So I, she read it while she was here, which was super unnerving.
I was just saying, no pressure.
She opened it up and started reading.
I'm like, watching her face.
Like, is she going to react to that line about that has the word nipples in it?
Because if she's cool with it, then maybe she'll be cool with the rest.
Because it gets a little strange.
Yeah.
And she didn't, she didn't react.
so I guess she was all right.
I'm impressed.
I always love, like obviously sometimes you just start with a sentence and it gets you going,
but it is fun the way that certain authors decide to start their books.
And my friend Greg, Greg Wans and Liz Keenan, they have an account.
And he always does like first sentence.
I don't know if it's even a weekly thing, but he has like a series of like,
just posting the first sentence of books.
And it was always fascinating when you think about like, oh, this is really your inroad
into the story.
Like, what do you choose for that?
Right.
Yeah.
So we've kind of talked about it, but we have kind of like dark academia and kind of
coming of age happening in one timeline.
And then we have like it almost feels like a psychological thriller in the present timeline as
well with some haunting going on.
So what drew you to like, because it almost is a genre blend to me.
So what made you write like those stories in like the past and the present?
That's a good question.
You're giving me some ones that make me think here.
I love reading these kind of books, I think.
Yeah.
I love thrillers.
I like psychological thriller especially.
And I like a good ghost story.
Yeah. You know, the ghosts.
Or write what I like.
Yeah. What I like to read.
The ghost kind of just came out of probably because of all the grief experience I was talking about.
Yeah.
And again, like I was saying about that first line, I thought someone's going to ask me to tone this down a little bit.

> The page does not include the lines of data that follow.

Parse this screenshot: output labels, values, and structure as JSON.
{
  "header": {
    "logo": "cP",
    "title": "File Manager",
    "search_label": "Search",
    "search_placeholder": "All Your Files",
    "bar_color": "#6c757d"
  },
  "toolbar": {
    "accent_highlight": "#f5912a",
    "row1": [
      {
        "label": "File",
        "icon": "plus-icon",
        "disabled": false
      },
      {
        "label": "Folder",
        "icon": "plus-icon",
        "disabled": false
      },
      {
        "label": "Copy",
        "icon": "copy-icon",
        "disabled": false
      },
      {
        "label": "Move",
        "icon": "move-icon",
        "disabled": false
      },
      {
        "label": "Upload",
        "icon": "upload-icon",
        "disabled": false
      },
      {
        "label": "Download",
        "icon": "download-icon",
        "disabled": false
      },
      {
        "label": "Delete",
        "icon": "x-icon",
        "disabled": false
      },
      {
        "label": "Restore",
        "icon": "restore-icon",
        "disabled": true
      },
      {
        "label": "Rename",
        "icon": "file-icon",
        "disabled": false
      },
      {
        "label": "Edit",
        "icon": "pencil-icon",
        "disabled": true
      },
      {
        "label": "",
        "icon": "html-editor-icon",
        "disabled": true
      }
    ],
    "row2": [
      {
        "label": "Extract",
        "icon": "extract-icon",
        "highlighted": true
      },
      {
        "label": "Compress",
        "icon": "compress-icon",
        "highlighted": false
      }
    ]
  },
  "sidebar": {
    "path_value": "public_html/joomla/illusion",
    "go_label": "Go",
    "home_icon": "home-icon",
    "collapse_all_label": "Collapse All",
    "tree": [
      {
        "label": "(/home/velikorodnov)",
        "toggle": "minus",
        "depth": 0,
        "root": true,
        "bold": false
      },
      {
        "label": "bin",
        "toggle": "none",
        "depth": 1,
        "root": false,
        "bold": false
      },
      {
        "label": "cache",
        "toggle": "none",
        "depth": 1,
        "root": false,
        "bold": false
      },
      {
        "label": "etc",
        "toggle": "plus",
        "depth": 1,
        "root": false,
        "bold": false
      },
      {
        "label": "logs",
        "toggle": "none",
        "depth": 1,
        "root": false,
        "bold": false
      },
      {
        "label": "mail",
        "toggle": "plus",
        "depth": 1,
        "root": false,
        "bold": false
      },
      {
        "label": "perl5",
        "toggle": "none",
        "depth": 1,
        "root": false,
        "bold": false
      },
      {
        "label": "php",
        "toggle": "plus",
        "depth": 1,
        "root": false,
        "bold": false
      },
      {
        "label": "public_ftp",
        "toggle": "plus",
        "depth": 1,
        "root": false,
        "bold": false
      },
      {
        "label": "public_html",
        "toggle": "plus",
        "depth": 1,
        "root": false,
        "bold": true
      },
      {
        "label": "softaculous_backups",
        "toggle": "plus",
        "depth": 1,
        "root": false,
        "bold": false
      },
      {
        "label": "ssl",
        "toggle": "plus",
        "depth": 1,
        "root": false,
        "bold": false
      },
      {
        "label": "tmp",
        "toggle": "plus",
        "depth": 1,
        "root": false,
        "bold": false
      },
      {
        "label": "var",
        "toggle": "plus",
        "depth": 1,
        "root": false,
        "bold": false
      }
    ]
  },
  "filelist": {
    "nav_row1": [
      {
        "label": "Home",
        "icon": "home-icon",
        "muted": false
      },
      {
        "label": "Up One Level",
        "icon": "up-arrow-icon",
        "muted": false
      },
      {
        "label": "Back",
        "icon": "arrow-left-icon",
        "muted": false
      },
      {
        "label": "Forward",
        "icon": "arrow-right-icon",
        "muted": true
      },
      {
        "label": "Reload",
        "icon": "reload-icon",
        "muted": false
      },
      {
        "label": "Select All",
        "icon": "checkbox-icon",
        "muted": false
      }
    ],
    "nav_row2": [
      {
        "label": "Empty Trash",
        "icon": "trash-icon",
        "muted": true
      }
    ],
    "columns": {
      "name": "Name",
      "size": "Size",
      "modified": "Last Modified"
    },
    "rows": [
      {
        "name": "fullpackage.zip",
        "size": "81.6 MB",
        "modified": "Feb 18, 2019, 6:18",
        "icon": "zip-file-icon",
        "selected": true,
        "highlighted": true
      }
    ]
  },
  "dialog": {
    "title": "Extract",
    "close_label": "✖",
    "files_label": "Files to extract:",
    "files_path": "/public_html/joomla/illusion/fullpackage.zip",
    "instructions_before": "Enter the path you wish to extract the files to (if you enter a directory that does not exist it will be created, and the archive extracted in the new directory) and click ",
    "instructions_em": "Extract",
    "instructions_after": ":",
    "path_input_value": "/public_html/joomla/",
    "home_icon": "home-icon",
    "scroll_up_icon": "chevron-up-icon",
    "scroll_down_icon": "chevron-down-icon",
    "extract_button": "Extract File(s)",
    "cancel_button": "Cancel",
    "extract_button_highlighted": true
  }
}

But my editor is so awesome.
My editor at source books, she actually pushed me to go further.
She's like, you know, I don't think it would hurt.
I'm like, all right, let's do it.
And I liked the idea of blending that.
I like those kind of books too.
Like, it's and I didn't never, when I was querying this novel, I didn't know what
genre to call it.
I was like, it's literary, it's suspense, but it's got this element to it.
And yeah, literary suspense probably is the broadest way to talk about it.
But a lot of readers I've noticed,
call it horror too.
That's what I was going to mention.
It's so hard to tell, like, is just a ghost horror or not?
Right.
You know, I never thought of it that way when I was writing.
Not until I saw one or two reviews.
I have not been reading the reviews otherwise, but I did start to see that.
I was like, oh, that's interesting.
Yeah.
I'm not upset about it, but it never occurred to me that it was that kind of story.
I always wonder about that to you.
Because I'm like, I don't, I read.
some horror, but it's like, I think I tend to go towards like psychological horror or like,
social, social horror.
That's when it's like kind of talking about culture with horror.
And so it's like there are versions of horror where it's like, it's not like I say yes to
like every kind of horror.
But I like the use, I mean, especially in this case of like you're getting like a message
from the beyond is kind of what's like adding to the mystery.
the present tense.
Right.
Yeah.
It's fascinating, though.
How you figure out how to genre eyes books.
I don't know how it happens, but.
Yeah.
I was talking to John Fram about the same thing because I really love his book,
No Road Home.
And it's the same thing where it's mostly like a family drama, thriller, kind of
locked room.
You're locked in their, like, really huge home.
But then, like, there are very distinct horror elements at the end.
And he was like, I didn't even know I wrote a horror book until someone told me I wrote a horror book.
So it's so confusing how to pick them.
Yeah.
Well, and I felt, I shouldn't say I felt bad.
But I have some people in my life who they started, they saw the cover.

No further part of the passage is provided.